Raczej na minus wypada niestety zakończenie, i to nawet nie tyle przez fakt, że jest ono przeładowane i przydługawe. Twórcy rozwiązują bowiem wątek relacji Mei z matką w taki sposób, który może wprawić rodziców w zakłopotanie – wychodzi bowiem na to, że należy pozwolić swoim nastoletnim pociechom „być sobą” (czyli, znów metaforycznie, uwolnić swoją wewnętrzną pandę), bez zbytniego angażowania się w wychowawcze przestrogi. Dodatkowo, choć przez cały film krytykowane były zachowania obu stron rodzicielskiego sporu, finalnie dostaje się tylko tej starszej – młodsza wychodzi z całej sytuacji niejako rozgrzeszona. Jako że morał kłóci się trochę z całą resztą, nie wiem, czy rzeczywiście miał być aż tak dosadny: być może chodziło jednak o to, żeby przemówić głównie do starszej widowni i pokazać, do czego doprowadzić może nadmiernie restrykcyjne wychowanie. A skoro tak, to z grona odbiorców niejako wyklucza się tym samym tych potencjalnie docelowych: wchodzące w wiek dojrzewania dziewczynki, dla których seans może stać się (możliwe, że niechcący) zachętą do błahego traktowania płynących od mam rad i pouczeń. Wygląda na to, że kontekst autobiograficzny nieco przysłonił Doomee Shi uniwersalne spojrzenie na opowieść sprawiając, że jawi się ona jako dość słaba wychowawczyni.

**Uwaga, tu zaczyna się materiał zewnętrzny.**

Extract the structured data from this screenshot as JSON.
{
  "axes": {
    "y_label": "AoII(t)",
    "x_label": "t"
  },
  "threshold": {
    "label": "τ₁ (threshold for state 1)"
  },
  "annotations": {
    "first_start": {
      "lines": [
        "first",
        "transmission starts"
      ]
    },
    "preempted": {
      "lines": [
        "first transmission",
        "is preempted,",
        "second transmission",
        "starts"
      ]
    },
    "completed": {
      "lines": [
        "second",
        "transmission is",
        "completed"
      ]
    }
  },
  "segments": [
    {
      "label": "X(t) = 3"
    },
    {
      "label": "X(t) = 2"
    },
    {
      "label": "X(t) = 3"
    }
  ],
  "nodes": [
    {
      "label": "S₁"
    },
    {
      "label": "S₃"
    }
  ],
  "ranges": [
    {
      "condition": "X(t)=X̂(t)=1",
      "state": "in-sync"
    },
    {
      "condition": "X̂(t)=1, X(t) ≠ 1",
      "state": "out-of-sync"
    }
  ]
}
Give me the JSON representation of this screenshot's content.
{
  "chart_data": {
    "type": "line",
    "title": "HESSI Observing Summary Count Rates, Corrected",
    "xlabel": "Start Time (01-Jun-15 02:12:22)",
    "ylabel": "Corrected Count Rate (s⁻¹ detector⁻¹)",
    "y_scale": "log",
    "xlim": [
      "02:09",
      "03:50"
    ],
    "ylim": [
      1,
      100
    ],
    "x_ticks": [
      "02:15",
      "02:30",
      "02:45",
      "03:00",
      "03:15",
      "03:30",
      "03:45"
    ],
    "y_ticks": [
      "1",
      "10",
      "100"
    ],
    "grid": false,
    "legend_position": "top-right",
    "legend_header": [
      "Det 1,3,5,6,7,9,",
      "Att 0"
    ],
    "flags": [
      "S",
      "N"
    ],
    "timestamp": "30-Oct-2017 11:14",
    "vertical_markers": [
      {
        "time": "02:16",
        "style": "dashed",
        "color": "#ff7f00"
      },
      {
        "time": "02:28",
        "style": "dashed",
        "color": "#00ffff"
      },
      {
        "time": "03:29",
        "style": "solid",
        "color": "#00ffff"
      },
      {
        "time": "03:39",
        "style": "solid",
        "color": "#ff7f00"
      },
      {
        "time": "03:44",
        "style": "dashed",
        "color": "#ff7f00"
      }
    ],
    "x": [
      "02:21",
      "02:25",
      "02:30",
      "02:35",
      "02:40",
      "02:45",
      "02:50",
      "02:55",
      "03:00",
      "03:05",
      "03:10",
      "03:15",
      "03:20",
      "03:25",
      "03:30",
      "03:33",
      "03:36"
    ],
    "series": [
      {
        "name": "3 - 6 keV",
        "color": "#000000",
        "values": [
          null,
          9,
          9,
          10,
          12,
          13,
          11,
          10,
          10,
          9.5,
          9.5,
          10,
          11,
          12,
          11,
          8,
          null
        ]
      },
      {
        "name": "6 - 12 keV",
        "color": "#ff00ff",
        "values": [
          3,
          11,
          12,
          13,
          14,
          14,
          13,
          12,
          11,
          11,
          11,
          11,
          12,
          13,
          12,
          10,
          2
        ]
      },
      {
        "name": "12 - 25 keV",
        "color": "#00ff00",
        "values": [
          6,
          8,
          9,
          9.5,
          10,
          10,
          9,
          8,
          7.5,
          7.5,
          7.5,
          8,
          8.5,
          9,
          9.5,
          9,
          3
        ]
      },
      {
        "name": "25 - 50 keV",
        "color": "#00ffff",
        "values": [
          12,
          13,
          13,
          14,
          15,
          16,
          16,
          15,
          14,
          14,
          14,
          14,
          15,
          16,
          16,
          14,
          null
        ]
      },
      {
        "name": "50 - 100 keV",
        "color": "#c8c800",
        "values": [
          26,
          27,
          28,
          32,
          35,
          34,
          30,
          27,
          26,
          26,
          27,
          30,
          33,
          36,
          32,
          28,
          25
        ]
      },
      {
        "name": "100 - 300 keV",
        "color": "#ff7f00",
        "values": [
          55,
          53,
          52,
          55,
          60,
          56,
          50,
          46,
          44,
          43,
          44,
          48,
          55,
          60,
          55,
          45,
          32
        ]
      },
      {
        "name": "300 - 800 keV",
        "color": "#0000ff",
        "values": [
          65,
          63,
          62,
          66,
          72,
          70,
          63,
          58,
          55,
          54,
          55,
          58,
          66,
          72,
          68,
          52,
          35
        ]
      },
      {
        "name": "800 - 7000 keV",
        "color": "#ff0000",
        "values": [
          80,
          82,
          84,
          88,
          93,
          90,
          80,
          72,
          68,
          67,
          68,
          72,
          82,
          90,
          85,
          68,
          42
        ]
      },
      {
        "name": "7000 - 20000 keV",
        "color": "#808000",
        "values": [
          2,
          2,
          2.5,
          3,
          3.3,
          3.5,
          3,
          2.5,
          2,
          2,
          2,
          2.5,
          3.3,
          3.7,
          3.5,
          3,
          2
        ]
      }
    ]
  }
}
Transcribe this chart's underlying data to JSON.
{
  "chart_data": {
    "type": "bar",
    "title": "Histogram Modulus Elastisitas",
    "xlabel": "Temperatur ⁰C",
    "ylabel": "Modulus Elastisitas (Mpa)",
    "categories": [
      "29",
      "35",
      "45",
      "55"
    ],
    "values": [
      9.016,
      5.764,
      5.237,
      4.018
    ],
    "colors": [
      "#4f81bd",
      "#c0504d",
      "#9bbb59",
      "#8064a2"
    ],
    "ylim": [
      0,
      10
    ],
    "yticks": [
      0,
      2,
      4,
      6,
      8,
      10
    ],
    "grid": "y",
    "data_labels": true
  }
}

Reżyserką jest jednak świetną. Dowodzi tego choćby rzadko spotykany w Pixarze dynamiczny sposób opowiadania historii, bezbłędnie oddający zwariowaną rzeczywistość nastoletniej bohaterki. Pomaga jej w tym wyraźniejsze niż w innych filmach studia zacięcie komediowe – od absurdalnego humoru aż po slapstick. Zarówno w pewnych rozwiązaniach reżyserskich, jak i wizualnych widać tu inspirację japońskim stylem animacji, w jakim tworzone są anime. Fani kina z Kraju Kwitnącej Wiśni bezbłędnie odczytają także wyraźne nawiązanie, jakie twórcy w pewnym momencie fabuły czynią do kaiju eiga –słynnych filmów o potworach. Sama ruda panda odnosi się oczywiście do kultury chińskiej, do której również wielokrotnie – jako do rodzimej kultury reżyserki – nawiązuje się w trakcie seansu. Jako że akcja filmu rozgrywa się w Kanadzie, powstaje z tego wyjątkowa, multi-kulturowa mieszanka. Czy zdobędzie ona jednak tylu fanów, co poprzednie filmy studia? Choć artystycznie wydaje się być sukcesem, to trudności z odbiorem metafory i niejasność przesłania sprawiają, że u widzów może mieć nieco pod górkę.